Laura Boyce: Kids on the supposed ‘McDonald’s track’ are living in a rigged system
In the ongoing lawsuit against Pennsylvania’s inequitable school funding system, the state’s lawyer has claimed that students on the McDonald’s track don’t need a lot of fancy education. In The Philadelphia Inquirer, the executive director of Teach Plus and a former Philly teacher pushes back.
State lawmakers haven’t really tried to claim the funding system provides equitable resources. Instead, they’ve resorted to blaming poor students for inferior outcomes and questioning whether they really need comprehensive education. When discussing disparities in resources and outcomes between high- and low-wealth districts, a lawyer for House Speaker Bryan Cutler said “some students are better equipped to take advantage of opportunities offered or perhaps are more industrious.” A lawyer for Senate President Pro Tempore Jake Corman asked a rural superintendent, “What use would someone on the McDonald’s career track have for Algebra 1?” before concluding, “There’s a need for retail workers, for people who know how to flip a pizza crust.”
While the indifferent cruelty of such comments is stunning — would these lawmakers accept their own children being denied Algebra 1 and shuttled onto the pizza crust track? — we can’t ignore the racial and socioeconomic subtext, given the correlation between school funding and race and class. The history of denying poor people and people of color educational opportunities dates to our country’s founding, when enslaved people were prohibited from learning to read and Thomas Jefferson envisioned a whites-only education system that would bestow a publicly funded education only on top students who were “raked from the rubbish.” The idea that people of color only need to be educated for menial jobs has also persisted over time.

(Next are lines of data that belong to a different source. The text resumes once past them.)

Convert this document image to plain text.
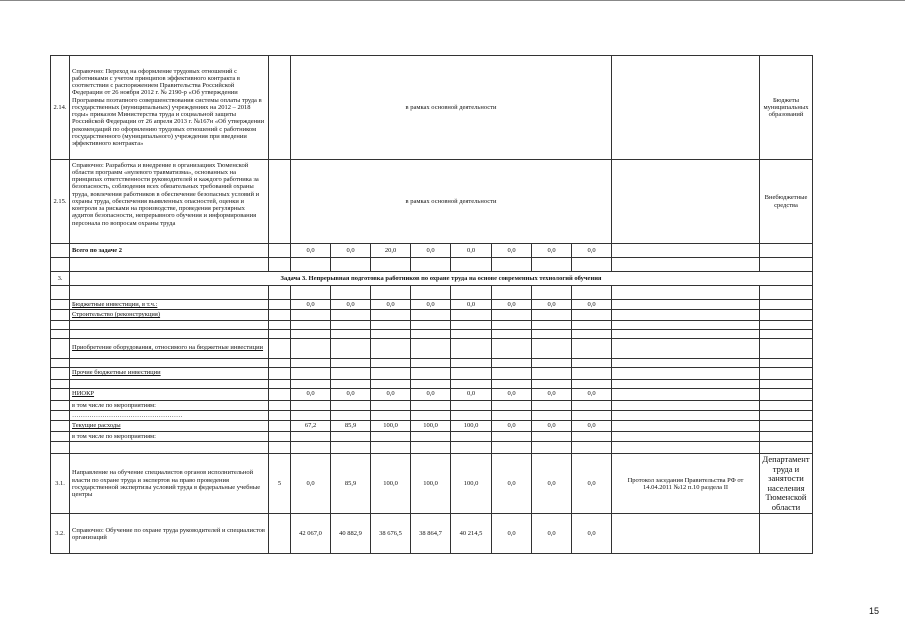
2.14.	Справочно: Переход на оформление трудовых отношений с работниками с учетом принципов эффективного контракта в соответствии с распоряжением Правительства Российской Федерации от 26 ноября 2012 г. № 2190-р «Об утверждении Программы поэтапного совершенствования системы оплаты труда в государственных (муниципальных) учреждениях на 2012 – 2018 годы» приказом Министерства труда и социальной защиты Российской Федерации от 26 апреля 2013 г. №167н «Об утверждении рекомендаций по оформлению трудовых отношений с работником государственного (муниципального) учреждения при введении эффективного контракта»		в рамках основной деятельности									Бюджеты муниципальных образований
2.15.	Справочно: Разработка и внедрение в организациях Тюменской области программ «нулевого травматизма», основанных на принципах ответственности руководителей и каждого работника за безопасность, соблюдения всех обязательных требований охраны труда, вовлечения работников в обеспечение безопасных условий и охраны труда, обеспечения выявленных опасностей, оценки и контроля за рисками на производстве, проведения регулярных аудитов безопасности, непрерывного обучения и информирования персонала по вопросам охраны труда		в рамках основной деятельности									Внебюджетные средства
	Всего по задаче 2		0,0	0,0	20,0	0,0	0,0	0,0	0,0	0,0		

3.	Задача 3. Непрерывная подготовка работников по охране труда на основе современных технологий обучения											

	Бюджетные инвестиции, в т.ч.:		0,0	0,0	0,0	0,0	0,0	0,0	0,0	0,0		
	Строительство (реконструкция)											

	Приобретение оборудования, относимого на бюджетные инвестиции											

	Прочие бюджетные инвестиции											

	НИОКР		0,0	0,0	0,0	0,0	0,0	0,0	0,0	0,0		
	в том числе по мероприятиям:											
	……………………………………………											
	Текущие расходы		67,2	85,9	100,0	100,0	100,0	0,0	0,0	0,0		
	в том числе по мероприятиям:											

3.1.	Направление на обучение специалистов органов исполнительной власти по охране труда и экспертов на право проведения государственной экспертизы условий труда в федеральные учебные центры	5	0,0	85,9	100,0	100,0	100,0	0,0	0,0	0,0	Протокол заседания Правительства РФ от 14.04.2011 №12 п.10 раздела II	Департамент труда и занятости населения Тюменской области
3.2.	Справочно: Обучение по охране труда руководителей и специалистов организаций		42 067,0	40 882,9	38 676,5	38 864,7	40 214,5	0,0	0,0	0,0		
15
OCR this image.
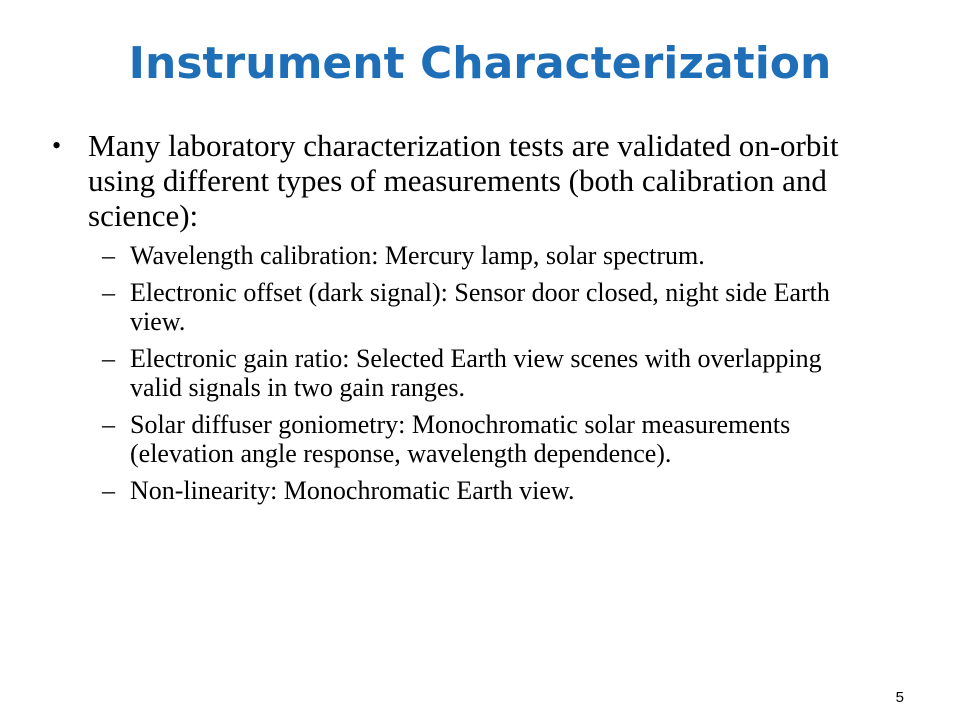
Instrument Characterization
• Many laboratory characterization tests are validated on-orbit using different types of measurements (both calibration and science):
– Wavelength calibration: Mercury lamp, solar spectrum.
– Electronic offset (dark signal): Sensor door closed, night side Earth view.
– Electronic gain ratio: Selected Earth view scenes with overlapping valid signals in two gain ranges.
– Solar diffuser goniometry: Monochromatic solar measurements (elevation angle response, wavelength dependence).
– Non-linearity: Monochromatic Earth view.
5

As a former educator who taught in the underfunded Philadelphia public schools, I’ve taught — and loved — the students dismissed by lawmakers as less “industrious” and destined for the “McDonald’s track.” I’ve seen their curiosity, brilliance, ambition, and work ethic: Verónica, who dreamed of becoming a scientist and inventing new vaccines and miracle drugs; Bryan, who worked multiple jobs and still completed every homework assignment; Josh and Cashey, who started their own lunchtime book club to nerd out about their favorite pleasure reads. I’ve also seen the obstacles placed in their way, both by external factors like poverty and gun violence as well as the school system itself, which provides them fewer resources and opportunities than their peers in wealthier suburbs.